A stock analyst said the high figure contributed to a 0.6 percent fall in the Nikkei 225 Average but market reaction was muted as investors saw little chance of a rate hike by March next year, in the face of a slowing economy.
The 7.1 percent jump in wholesale prices, as measured by the corporate goods price index (CGPI), in July from a year earlier topped a market consensus forecast for a 5.8 percent rise and was the biggest annual jump since January 1981, in the wake of the second oil shock.
Although energy and commodity prices fell sharply in July, they were still higher than a year ago -- hurting Japan, which imports almost all its oil needs and most of its other raw materials.
Government officials say a long period of economic growth since 2002 may have ended and there are growing fears of a recession, at least under a Japanese definition of a downturn in the economic cycle.
Gross domestic product data due out at 8:50 a.m. on Wednesday is expected by economists polled by Reuters to show Japan's economy contracted 0.6 percent in the second quarter.
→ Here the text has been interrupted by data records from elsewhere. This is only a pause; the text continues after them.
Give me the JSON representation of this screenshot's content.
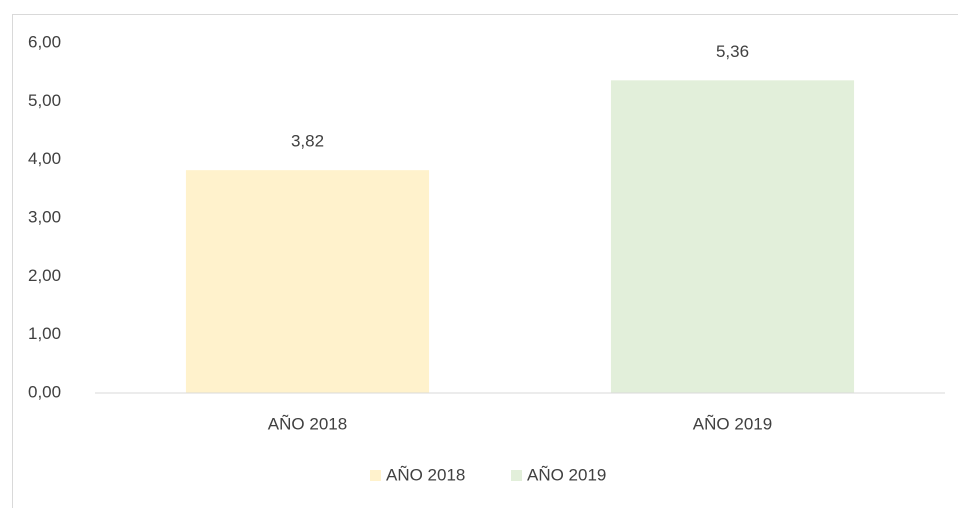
{
  "chart_data": {
    "type": "bar",
    "categories": [
      "AÑO 2018",
      "AÑO 2019"
    ],
    "values": [
      3.82,
      5.36
    ],
    "value_labels": [
      "3,82",
      "5,36"
    ],
    "colors": [
      "#fff2cc",
      "#e2efda"
    ],
    "ylim": [
      0,
      6
    ],
    "yticks": [
      {
        "value": 0,
        "label": "0,00"
      },
      {
        "value": 1,
        "label": "1,00"
      },
      {
        "value": 2,
        "label": "2,00"
      },
      {
        "value": 3,
        "label": "3,00"
      },
      {
        "value": 4,
        "label": "4,00"
      },
      {
        "value": 5,
        "label": "5,00"
      },
      {
        "value": 6,
        "label": "6,00"
      }
    ],
    "grid": false,
    "legend": "bottom"
  }
}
As towering gasoline and food prices have hurt consumer sentiment, many companies have been unable to fully pass on the rises in costs, hurting their bottom lines.
Final goods prices charged to customers by businesses -- an approximate match for consumer inflation -- rose 1.6 percent in July from a year earlier, showing the pressure companies face as their wholesale costs rise almost four times as fast.
The U.S. economic malaise is also putting a brake on Japanese exports to the United States and shipments to other regions have also shown signs of strain as global growth slows.
The BOJ has said it is more concerned about the downside risks to the economy in the near term and financial markets are expecting the central bank to keep interest rates unchanged for the foreseeable future.
"High energy and food prices are probably pushing annual core inflation well above 2 percent this summer," said Hiroshi Shiraishi, an economist at Lehman Brothers Japan. "But this doesn't mean the Bank of Japan could raise interest rates any time soon, as it worries more about the impact from high costs on the economy rather than the risk of rising inflation."
Money market futures are pricing in virtually no chance of a rate hike in the next 12 months but also no expectation for a rate cut either.